L’instance exécutive de l’Onu a consacré, encore une fois, la prééminence de l’initiative d’autonomie, présentée par le Royaume le 11 avril 2007, en se félicitant des efforts “sérieux et crédibles faits par le Maroc pour aller de l’avant dans le processus visant un règlement" du conflit du Sahara.
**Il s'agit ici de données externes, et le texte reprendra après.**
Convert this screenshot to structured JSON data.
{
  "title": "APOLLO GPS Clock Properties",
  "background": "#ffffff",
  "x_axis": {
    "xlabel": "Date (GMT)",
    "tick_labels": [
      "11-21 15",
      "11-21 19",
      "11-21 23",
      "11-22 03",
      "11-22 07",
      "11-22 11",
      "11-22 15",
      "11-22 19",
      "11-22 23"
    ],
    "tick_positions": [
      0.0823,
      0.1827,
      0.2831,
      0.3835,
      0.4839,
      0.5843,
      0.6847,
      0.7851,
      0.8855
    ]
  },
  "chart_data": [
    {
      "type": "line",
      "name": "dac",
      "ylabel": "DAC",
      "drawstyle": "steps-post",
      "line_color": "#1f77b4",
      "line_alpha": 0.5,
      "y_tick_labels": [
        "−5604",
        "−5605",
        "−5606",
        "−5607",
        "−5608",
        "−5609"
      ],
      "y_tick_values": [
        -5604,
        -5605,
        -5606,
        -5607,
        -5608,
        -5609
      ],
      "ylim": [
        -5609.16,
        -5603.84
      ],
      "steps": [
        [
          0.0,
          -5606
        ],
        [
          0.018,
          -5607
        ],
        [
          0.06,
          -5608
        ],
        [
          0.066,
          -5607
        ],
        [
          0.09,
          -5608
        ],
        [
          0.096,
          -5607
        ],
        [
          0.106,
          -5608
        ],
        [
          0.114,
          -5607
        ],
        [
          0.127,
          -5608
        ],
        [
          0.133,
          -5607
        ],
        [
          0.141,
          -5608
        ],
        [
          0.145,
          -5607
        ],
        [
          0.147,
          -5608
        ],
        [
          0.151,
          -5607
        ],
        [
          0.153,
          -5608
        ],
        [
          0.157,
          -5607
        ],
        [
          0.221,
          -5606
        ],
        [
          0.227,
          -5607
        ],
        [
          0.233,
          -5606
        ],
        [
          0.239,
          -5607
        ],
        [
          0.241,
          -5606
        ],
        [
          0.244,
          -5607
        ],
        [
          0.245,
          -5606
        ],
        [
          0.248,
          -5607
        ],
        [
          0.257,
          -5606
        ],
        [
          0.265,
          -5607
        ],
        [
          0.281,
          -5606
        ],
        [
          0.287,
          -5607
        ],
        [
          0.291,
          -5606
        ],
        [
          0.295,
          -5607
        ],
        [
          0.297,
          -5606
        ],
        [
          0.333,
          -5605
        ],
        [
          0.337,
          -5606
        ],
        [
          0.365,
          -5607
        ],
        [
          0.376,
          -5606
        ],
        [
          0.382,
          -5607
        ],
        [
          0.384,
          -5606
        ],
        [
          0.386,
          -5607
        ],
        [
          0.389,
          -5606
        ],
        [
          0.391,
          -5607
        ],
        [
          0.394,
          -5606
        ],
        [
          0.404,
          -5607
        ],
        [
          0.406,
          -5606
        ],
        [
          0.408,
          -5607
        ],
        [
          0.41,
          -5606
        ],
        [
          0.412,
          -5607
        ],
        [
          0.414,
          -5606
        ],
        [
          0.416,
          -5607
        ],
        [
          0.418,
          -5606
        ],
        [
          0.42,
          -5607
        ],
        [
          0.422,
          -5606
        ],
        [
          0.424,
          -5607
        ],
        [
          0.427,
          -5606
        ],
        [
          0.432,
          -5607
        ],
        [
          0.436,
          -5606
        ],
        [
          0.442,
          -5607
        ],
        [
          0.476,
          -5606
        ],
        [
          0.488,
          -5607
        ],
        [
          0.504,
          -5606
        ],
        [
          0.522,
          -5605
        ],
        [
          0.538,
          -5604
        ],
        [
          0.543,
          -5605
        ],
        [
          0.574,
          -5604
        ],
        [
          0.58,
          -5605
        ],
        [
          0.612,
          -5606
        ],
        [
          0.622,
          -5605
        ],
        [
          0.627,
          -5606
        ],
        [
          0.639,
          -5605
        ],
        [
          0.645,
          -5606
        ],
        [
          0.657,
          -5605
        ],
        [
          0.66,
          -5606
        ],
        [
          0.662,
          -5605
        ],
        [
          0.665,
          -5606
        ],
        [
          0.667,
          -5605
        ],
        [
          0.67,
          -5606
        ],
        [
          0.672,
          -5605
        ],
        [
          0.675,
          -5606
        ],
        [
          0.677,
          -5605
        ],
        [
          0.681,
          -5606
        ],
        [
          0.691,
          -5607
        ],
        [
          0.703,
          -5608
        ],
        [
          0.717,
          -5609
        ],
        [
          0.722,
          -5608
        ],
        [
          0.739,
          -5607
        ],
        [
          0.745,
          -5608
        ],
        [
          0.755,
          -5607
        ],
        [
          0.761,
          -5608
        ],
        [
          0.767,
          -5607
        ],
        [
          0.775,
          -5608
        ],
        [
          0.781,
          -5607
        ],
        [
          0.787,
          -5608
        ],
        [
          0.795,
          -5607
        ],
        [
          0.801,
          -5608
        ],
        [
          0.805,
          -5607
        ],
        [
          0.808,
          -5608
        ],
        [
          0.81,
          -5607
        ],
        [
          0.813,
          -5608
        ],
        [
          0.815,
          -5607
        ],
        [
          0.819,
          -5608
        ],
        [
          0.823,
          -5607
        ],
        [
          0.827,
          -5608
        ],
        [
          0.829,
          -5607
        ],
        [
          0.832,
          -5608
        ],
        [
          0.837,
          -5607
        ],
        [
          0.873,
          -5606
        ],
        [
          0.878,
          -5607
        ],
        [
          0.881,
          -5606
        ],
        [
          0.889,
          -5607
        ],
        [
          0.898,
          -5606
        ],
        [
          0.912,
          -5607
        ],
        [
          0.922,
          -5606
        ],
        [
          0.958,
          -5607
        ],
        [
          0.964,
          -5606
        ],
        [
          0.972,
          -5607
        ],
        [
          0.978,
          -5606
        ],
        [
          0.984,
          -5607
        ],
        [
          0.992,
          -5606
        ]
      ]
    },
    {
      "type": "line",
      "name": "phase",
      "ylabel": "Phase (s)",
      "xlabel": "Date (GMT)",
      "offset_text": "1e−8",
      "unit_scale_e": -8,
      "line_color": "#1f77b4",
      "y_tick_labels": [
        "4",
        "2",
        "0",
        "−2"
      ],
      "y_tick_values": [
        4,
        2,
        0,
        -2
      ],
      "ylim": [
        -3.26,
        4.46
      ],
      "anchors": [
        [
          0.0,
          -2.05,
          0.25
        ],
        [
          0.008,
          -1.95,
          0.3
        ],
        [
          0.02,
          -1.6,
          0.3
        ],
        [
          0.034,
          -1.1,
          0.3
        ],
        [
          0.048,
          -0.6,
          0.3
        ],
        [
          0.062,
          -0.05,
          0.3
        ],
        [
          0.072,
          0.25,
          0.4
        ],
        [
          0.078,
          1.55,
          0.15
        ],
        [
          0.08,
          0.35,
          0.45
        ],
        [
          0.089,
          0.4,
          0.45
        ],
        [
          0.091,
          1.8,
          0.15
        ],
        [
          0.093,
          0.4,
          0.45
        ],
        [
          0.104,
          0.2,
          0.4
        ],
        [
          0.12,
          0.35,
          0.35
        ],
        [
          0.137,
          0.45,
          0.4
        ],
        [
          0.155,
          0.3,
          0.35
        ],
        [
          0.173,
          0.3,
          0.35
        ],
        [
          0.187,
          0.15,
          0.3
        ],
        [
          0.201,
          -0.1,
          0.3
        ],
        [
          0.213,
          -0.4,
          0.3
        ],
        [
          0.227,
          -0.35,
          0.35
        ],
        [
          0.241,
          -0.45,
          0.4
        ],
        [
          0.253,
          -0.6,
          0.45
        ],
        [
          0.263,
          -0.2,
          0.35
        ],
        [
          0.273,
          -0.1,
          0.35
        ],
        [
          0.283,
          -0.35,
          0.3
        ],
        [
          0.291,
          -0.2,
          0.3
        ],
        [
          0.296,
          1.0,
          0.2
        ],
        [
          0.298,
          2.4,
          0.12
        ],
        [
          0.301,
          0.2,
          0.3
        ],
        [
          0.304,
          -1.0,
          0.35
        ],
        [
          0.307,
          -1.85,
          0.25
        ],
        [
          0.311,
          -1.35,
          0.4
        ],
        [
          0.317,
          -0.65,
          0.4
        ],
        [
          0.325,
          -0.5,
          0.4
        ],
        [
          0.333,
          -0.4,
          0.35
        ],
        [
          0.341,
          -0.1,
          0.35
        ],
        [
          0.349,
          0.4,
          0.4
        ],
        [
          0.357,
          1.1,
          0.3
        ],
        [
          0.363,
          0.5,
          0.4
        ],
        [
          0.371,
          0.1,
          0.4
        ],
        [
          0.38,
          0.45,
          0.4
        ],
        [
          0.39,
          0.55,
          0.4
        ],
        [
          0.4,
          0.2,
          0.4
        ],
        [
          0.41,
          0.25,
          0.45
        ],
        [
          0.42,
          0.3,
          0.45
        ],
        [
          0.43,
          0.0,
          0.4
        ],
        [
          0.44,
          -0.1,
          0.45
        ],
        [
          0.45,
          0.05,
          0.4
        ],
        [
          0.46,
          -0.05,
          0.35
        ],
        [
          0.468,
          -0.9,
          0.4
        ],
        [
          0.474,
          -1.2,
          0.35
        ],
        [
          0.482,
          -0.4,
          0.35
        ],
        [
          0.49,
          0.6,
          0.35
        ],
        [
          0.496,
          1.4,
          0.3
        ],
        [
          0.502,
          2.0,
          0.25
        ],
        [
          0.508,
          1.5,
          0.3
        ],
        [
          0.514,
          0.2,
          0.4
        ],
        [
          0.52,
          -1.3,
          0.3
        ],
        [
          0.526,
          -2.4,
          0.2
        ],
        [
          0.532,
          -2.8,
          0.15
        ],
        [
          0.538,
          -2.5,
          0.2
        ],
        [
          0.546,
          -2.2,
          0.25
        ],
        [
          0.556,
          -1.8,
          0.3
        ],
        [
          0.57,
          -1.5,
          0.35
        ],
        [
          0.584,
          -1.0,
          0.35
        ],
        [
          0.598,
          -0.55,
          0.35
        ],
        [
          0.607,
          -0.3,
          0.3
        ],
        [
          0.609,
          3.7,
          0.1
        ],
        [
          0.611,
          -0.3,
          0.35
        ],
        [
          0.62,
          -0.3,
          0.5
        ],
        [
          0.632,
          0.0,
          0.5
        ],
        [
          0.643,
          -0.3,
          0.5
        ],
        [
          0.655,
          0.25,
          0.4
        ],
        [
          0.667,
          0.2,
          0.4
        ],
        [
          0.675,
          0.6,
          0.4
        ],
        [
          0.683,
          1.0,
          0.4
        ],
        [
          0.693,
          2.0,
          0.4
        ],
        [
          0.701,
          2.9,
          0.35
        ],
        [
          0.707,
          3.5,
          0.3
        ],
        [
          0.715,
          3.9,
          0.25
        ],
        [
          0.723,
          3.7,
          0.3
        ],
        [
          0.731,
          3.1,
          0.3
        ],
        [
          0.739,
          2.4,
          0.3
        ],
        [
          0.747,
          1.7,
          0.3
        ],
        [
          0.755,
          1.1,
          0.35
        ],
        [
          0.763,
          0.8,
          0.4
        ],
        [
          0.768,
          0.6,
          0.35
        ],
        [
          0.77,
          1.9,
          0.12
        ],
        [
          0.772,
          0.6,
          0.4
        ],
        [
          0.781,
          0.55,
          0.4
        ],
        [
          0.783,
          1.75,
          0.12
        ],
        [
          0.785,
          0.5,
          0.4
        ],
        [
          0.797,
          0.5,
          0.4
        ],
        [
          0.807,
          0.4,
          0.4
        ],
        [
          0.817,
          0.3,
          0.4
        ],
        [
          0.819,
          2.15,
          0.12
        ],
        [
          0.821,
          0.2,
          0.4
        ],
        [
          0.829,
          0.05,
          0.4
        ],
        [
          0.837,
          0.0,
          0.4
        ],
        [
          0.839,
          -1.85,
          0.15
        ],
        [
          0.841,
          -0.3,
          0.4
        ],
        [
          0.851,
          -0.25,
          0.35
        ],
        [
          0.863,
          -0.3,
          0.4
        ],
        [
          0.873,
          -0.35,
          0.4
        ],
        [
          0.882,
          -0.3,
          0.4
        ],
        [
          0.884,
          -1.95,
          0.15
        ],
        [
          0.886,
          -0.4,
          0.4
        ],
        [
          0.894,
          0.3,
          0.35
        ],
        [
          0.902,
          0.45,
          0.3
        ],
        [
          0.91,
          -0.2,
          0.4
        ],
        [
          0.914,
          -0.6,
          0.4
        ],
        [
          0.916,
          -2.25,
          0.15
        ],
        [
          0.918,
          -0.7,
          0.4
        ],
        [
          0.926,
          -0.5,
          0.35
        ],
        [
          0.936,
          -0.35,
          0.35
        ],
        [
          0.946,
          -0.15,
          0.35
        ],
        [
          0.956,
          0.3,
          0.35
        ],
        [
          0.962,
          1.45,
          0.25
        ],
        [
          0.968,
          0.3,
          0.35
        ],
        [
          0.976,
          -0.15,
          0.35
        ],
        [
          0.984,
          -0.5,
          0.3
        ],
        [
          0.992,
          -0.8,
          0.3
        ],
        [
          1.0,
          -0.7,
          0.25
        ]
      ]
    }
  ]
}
La résolution consacre, dans une première historique, l’Algérie en tant que partie principale au processus visant à trouver “une solution politique, réaliste, pratique et durable” à la question du Sahara.

À cet égard, la résolution insiste sur l’importance d’un engagement renouvelé “en vue de faire avancer le processus politique en préparation d’un cinquième round de négociations", et rappelle son "soutien à la recommandation contenue dans le rapport du 14 avril 2008 qui souligne que le réalisme et l’esprit de compromis (…) sont essentiels pour réaliser des progrès dans les négociations”.

Le texte appelle, dans ce cadre, à faire montre de volonté politique et à travailler dans une atmosphère propice au dialogue dans le but de faire avancer les négociations, assurant ainsi la mise en œuvre des résolutions du Conseil de sécurité depuis 2007 et le succès des négociations.

Le Conseil de sécurité reconnait, à cet égard, que “la concrétisation d’une solution politique à ce différend de longue date et le renforcement de la coopération entre les États membres de l’Union du Maghreb Arabe contribueraient à la stabilité et à la sécurité, induisant à son tour la création d’emplois, de croissance et d’opportunités pour l’ensemble des peuples de la région du Sahel ».

La résolution 2440 consacre l'Algérie comme partie principale au processus politique


La résolution du Conseil de sécurité 2440, adoptée mercredi à une grande majorité des membres de cette instance exécutive, consacre, dans une première historique, l’Algérie en tant que partie principale au processus visant à trouver "une solution politique, réaliste, pratique et durable" à la question du Sahara.

La résolution, qui a réaffirmé, une fois de plus, la prééminence de l’initiative marocaine d’autonomie pour résoudre le conflit artificiel autour du Sahara marocain, a prorogé de six mois le mandat de la MINURSO, jusqu’au 30 avril 2019.

Le texte exige, dans le paragraphe opérationnel 2, de l’Algérie de prendre part à la table ronde de Genève et “à travailler de manière constructive avec l’Envoyé personnel (du Secrétaire général de l’ONU pour la Sahara) dans un esprit de compromis tout au long de la durée de ce processus, afin d’en garantir le succès”.

Le texte appelle, dans ce cadre, à faire montre de volonté politique et à travailler dans une atmosphère propice au dialogue dans le but de faire avancer les négociations, assurant ainsi la mise en œuvre des résolutions du Conseil de sécurité depuis 2007 et le succès des négociations.

La résolution balaie d’un revers de main les allégations mensongères du “polisario” concernant un soi-disant “territoire libéré”, entretenues par l’Algérie et le mouvement séparatiste. En effet, l’engagement, dument consigné dans la résolution 2440, du “polisario” auprès de M. Horst Kohler, de ne plus retourner Guergarate, ni transférer des structures à l’Est du dispositif de défense, est un aveu explicite de la supercherie de ces “territoires libérés”.